Del resto, e non a caso, quando finora si parlato di secondo ponte la cittadinanza è stata “informata” nel senso che il problema ammettesse una sola soluzione: quella descritta “a monte” dell’attuale scavalco, per probabili funzioni di urbanizzazione dell’Oltrebormida-Marengo (erano i tempi dei magnifici destini dell’ex-Zuccherificio) più che di risposte adeguate alle carenze della grande viabilità ad Est, sicurezza compresa.
E’ stato accuratamente evitato, in altri termini, che la medesima cittadinanza venisse conoscenza che esistevano, ed esistono, due alternative di collocazione del nuovo ponte, quella “a monte”, (appena ricordata e caldeggiata dagli ambienti di Palazzo Rosso), e quella “a valle” dell’attuale manufatto, col particolare non secondario che quest’ultima fosse sostenuta – sotto il profilo tecnico, strategico e di protezione civile – dalla Provincia ( DGP n 772 del 14.12.2005) e recepita dalla Regione ( DGR 7.2.2006) .

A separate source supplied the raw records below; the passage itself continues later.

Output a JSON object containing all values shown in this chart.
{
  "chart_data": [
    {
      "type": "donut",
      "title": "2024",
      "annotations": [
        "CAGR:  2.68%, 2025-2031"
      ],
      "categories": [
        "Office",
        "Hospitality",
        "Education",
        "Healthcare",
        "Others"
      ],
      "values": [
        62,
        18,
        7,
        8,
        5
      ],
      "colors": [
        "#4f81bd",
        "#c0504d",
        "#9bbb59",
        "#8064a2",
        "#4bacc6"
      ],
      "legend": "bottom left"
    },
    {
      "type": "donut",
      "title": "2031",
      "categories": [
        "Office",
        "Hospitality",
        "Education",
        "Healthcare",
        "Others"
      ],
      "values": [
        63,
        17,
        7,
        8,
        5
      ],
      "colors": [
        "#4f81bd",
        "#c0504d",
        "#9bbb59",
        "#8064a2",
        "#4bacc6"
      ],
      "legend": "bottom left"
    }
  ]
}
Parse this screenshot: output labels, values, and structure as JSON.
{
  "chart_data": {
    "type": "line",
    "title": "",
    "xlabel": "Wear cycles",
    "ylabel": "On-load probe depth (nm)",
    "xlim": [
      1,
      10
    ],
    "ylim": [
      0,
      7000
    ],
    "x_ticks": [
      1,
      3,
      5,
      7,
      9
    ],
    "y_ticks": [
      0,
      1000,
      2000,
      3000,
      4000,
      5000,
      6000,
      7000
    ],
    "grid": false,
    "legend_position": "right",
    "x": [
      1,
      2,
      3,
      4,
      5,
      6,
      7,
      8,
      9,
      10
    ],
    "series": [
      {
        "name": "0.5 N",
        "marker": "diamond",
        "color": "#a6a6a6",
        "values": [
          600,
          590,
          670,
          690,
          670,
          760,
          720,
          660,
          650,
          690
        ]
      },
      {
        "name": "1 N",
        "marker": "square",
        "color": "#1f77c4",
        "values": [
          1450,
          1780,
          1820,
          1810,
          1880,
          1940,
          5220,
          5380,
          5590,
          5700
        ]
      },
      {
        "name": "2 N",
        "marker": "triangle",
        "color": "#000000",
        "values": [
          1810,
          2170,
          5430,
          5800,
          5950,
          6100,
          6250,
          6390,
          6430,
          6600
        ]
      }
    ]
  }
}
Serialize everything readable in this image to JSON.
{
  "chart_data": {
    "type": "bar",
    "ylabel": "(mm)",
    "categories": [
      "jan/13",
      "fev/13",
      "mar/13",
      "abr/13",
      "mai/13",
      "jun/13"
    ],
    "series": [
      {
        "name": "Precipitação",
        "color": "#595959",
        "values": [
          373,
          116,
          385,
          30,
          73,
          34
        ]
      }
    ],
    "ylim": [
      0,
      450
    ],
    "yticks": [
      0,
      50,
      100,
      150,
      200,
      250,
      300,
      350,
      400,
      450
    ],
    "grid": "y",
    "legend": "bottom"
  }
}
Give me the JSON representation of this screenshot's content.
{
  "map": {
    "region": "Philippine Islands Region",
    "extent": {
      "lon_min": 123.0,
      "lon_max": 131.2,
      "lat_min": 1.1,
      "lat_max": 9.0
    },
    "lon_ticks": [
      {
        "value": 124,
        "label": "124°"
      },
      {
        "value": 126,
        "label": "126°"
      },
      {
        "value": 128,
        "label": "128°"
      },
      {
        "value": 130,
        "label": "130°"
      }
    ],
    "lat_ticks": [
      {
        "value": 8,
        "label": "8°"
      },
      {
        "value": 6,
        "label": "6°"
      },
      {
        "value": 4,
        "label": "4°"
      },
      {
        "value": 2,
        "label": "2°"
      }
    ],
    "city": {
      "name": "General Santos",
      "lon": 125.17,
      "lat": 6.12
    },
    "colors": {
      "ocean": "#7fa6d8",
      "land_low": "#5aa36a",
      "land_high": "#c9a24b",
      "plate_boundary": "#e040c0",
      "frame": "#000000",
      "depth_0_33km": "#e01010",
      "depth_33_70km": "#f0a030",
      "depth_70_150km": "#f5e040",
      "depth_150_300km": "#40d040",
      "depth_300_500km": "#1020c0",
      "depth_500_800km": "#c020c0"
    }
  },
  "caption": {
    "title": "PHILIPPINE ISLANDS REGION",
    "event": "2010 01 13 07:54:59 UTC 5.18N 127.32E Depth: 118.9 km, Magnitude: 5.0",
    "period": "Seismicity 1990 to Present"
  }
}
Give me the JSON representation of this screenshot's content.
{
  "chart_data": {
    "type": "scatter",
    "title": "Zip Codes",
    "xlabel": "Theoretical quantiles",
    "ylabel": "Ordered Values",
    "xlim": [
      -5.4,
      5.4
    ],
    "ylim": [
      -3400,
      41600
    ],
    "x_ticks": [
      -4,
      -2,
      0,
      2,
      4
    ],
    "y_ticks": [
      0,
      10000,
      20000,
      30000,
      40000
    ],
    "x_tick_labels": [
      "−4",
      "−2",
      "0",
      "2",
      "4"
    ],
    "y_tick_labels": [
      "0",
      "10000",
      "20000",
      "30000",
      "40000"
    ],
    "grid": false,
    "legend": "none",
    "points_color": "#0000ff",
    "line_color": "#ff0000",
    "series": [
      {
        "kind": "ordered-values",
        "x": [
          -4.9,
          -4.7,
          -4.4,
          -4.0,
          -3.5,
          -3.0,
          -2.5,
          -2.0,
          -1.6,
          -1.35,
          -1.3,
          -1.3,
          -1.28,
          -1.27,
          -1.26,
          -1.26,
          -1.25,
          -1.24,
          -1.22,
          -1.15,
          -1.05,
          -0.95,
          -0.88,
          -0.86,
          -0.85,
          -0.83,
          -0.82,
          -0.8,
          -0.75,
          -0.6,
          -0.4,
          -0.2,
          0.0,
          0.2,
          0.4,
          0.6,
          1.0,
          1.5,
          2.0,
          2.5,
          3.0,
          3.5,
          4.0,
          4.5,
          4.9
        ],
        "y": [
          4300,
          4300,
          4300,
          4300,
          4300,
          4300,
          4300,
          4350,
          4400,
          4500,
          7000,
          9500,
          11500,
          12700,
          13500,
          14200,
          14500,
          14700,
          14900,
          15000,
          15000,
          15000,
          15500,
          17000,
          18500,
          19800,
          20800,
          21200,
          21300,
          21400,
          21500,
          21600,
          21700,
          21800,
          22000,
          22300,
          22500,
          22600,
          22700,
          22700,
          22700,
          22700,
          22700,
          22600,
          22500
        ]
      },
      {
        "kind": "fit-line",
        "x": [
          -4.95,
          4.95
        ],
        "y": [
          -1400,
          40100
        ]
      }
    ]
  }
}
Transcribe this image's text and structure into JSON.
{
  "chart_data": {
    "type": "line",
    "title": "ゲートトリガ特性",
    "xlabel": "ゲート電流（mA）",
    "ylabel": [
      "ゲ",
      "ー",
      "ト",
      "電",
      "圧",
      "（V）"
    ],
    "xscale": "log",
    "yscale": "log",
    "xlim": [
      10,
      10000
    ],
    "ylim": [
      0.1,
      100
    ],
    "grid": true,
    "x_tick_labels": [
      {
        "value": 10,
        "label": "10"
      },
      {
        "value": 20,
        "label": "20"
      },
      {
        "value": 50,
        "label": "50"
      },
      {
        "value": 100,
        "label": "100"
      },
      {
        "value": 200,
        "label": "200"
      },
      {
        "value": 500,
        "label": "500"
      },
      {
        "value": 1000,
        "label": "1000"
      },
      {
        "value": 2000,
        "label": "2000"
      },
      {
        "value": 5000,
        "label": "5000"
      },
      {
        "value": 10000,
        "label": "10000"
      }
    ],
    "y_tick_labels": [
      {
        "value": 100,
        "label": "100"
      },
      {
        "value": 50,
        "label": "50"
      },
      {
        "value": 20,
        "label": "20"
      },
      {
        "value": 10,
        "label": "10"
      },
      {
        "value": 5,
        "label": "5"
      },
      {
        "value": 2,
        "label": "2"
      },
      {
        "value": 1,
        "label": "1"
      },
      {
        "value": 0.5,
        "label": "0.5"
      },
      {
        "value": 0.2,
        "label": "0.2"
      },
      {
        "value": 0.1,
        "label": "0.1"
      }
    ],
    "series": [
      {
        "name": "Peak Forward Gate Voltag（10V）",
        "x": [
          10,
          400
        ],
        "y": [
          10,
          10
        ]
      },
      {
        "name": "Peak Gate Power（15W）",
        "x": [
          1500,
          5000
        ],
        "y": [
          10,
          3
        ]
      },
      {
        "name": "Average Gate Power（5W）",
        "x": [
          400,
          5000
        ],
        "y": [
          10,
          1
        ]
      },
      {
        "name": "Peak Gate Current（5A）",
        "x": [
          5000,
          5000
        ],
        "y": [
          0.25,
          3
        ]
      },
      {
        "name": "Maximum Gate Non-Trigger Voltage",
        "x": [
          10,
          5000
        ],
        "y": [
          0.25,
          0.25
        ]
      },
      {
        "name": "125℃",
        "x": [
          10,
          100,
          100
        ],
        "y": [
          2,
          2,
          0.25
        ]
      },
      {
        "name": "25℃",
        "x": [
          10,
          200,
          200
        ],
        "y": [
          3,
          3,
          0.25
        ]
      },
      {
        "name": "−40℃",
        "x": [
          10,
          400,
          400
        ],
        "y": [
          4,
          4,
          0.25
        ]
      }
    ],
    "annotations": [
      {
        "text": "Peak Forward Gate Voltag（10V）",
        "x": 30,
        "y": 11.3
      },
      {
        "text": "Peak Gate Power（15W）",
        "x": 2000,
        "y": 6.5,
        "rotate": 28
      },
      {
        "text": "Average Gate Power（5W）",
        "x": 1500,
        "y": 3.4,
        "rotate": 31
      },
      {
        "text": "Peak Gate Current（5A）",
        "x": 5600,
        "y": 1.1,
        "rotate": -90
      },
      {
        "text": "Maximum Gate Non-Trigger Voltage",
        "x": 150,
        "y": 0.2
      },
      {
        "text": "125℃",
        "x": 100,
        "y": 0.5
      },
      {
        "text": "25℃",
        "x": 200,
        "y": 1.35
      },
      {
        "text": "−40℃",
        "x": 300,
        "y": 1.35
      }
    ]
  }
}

Questo per dire che, se e quando il problema “secondo ponte” dovesse tornare concretamente all’ordine del giorno degli Enti locali, il discorso progettuale dovrebbe correttamente ripartire dalla doppia alternativa, qui sommariamente ricordata, evitando di imboccare scorciatoie di corto respiro, anche in orizzonte “rischi di incidente rilevante” connessi al polo chimico di Spinetta.
Resta a capire se la Provincia, come decapitata politicamente dagli avventurosi riformatori costituzionali, avrà ancora in carico il suo tradizionale ruolo tecnico nella determinazione dell’assetto del territorio, ovvero se il suo “peso” sarà stato in qualche modo “alleggerito” nel quadro delle conseguenti ricomposizioni di competenze tra Enti e livelli amministrativi. Ma questo, come al solito, è un altro problema.